The scanner can select the particular slice to image by turning on the slice-select gradient and then altering the frequency of the excitation pulses (90, 180, and any inversion pulse) to match the frequency at the desired slice position. Protons not in the slice will not get excited since their Larmor frequency will not match the frequency of the pulse, thus they won't efficiently receive energy from the pulse.

Fourier Transform

In order to understand how to determine spatial localization within a slice (frequency and phase encoding) we need to look at the Fourier transform. Fourier, a French mathematician, realized that all signals, or oscillating functions, can be represented as a combination of simple sine and cosine waves. Each sine and cosine corresponds to a particular frequency in the signal. High frequencies correspond to rapidly changing features, while low frequencies (including zero, a constant signal) correspond to slowly changing features in the original signal. Fourier devised a method for transforming a signal in time, such as music, into the set of frequencies that compose it, and this is known as the Fourier transform.

MRI Measurement

The MRI Measurement consists of the following:
Alignment of the protons in the body with the large magnetic field of the MRI scanner. After a few seconds in the scanner the protons in the patient are aligned with the magnetic field.
A RF pulse is used to tip the protons out of alignment with the scanner's magnetic field.
Once out of alignment the magnetic moment of the hydrogen protons can be measured as they rotate past measurement coils (loops of wire) inducing an electrical current.
The protons are pulled back into alignment with the main magnetic field decreasing the measurable signal. The rate at which this occurs determines the T1 properties of a tissue. If the protons in a tissue return to alignment faster than all other tissues then this tissue will be brightest on a T1-weighted scan.
While rotating the protons gradually become out of phase with one another decreasing the measurable signal. The rate at which this dephasing occurs determines the T2 properties of a tissue. If the protons in a tissue remain in phase with one another longer than all other tissues then this tissue will be brightest on a T2-weighted scan.
A proton density (PD) scan minimizes both T1 and T2 contrast to produce an image in which brightness is determined by the number of protons in a voxel.

Tissue Contrast

The contrast on the MRI can be manipulated by changing the pulse sequence parameters. A pulse sequence sets the specific number, strength, and timing of the RF and gradient pulses. The two most important parameters are the TR and the TE. The TR is the time between consecutive 90° RF pulse. The TE is the time between the initial 90° RF pulse and the echo.

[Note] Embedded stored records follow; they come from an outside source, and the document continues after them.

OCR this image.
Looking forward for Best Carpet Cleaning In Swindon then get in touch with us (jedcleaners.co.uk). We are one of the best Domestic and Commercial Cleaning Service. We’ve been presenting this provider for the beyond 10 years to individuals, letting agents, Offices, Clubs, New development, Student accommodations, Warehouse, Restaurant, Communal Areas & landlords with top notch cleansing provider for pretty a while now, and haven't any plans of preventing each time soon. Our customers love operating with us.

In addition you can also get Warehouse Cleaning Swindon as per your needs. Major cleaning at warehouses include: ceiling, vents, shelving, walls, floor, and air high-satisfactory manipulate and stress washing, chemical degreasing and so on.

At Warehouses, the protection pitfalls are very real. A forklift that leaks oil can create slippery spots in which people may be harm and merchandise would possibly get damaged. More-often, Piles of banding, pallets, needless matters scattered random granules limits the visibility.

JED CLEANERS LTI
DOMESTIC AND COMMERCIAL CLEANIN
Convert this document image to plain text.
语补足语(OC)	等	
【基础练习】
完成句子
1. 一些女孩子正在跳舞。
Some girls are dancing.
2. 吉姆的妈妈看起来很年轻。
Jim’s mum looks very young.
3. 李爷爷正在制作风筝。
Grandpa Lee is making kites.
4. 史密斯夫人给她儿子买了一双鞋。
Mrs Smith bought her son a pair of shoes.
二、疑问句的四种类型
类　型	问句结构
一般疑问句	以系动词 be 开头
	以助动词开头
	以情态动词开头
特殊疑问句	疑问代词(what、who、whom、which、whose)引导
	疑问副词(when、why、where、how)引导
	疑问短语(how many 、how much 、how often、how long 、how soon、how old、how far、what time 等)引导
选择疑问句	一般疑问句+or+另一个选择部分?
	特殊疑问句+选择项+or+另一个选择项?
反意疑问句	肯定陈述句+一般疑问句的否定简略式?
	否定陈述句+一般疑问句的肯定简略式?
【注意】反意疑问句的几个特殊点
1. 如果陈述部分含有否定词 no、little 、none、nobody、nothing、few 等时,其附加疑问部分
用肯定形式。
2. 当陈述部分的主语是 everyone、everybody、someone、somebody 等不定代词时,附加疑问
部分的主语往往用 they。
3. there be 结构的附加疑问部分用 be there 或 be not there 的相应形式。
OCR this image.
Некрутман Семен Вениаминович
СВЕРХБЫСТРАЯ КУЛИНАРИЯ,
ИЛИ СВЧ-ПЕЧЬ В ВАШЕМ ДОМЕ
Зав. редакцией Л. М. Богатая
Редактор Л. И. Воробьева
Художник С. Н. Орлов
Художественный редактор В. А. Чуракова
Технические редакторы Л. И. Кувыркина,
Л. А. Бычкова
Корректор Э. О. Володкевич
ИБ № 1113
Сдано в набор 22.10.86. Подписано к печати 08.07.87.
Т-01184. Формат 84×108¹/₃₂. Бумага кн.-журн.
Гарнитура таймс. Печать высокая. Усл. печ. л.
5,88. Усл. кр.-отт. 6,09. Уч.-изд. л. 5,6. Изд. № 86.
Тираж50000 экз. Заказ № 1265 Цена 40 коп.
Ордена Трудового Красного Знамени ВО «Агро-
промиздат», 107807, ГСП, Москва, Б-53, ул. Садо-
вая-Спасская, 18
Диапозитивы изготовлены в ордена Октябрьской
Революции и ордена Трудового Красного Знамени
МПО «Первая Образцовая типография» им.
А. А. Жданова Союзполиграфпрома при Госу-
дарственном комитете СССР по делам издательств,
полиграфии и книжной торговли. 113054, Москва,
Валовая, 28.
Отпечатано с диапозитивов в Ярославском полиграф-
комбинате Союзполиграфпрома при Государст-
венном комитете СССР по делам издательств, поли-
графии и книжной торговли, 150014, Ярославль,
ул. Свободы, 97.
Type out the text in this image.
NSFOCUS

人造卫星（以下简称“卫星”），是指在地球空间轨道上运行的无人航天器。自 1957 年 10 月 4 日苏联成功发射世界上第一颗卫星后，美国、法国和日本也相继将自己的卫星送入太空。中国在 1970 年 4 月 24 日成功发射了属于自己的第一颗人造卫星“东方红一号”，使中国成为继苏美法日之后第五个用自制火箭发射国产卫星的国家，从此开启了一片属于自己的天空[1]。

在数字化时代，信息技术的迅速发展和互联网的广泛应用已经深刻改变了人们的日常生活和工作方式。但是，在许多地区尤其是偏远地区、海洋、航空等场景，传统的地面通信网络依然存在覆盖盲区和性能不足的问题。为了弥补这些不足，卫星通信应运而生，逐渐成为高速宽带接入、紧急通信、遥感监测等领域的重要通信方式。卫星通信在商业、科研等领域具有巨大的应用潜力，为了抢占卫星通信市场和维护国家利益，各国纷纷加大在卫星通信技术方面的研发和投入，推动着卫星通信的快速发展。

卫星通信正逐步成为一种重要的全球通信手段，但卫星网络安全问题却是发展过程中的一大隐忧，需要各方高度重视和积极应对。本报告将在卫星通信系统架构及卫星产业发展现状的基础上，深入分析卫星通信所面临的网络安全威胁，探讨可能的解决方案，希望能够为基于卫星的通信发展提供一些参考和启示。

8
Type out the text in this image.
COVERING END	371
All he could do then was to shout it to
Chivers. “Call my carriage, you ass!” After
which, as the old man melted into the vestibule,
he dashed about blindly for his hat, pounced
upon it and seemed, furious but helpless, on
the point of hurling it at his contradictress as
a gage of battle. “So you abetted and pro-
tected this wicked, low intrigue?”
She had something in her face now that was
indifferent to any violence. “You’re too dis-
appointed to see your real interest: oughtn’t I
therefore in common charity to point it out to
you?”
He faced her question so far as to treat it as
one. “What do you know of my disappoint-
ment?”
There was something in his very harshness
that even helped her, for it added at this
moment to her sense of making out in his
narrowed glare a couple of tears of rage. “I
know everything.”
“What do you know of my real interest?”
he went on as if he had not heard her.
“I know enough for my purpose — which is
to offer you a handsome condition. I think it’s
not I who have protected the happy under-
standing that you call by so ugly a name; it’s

Two controls determine tissue contrast: TR (repetition time) and TE (echo time) of the scan.
Repetition time (TR) is the time from the application of an excitation pulse to the application of the next pulse or the time between successive RF pulses. A long repetition time allows the protons in all of the tissues to relax back into alignment with the main magnetic field. A short repetition time will result in the protons from some tissues not having fully relaxed back into alignment before the next measurement is made decreasing the signal from this tissue. It determines how much longitudinal magnetization recovers between each pulse. It's measured in milliseconds.
Echo time (TE) is the time between the application of RF excitation pulse and the peak of the signal induced in the coil. A long echo time results in reduced signal in tissues like white matter and gray matter since the protons are more likely to become out of phase. Protons in a fluid will remain in phase for a longer time since they are not constrained by structures such as axons and neurons. A short echo time reduces the amount of dephasing that can occur in tissue like white matter and gray matter. It's measured in milliseconds.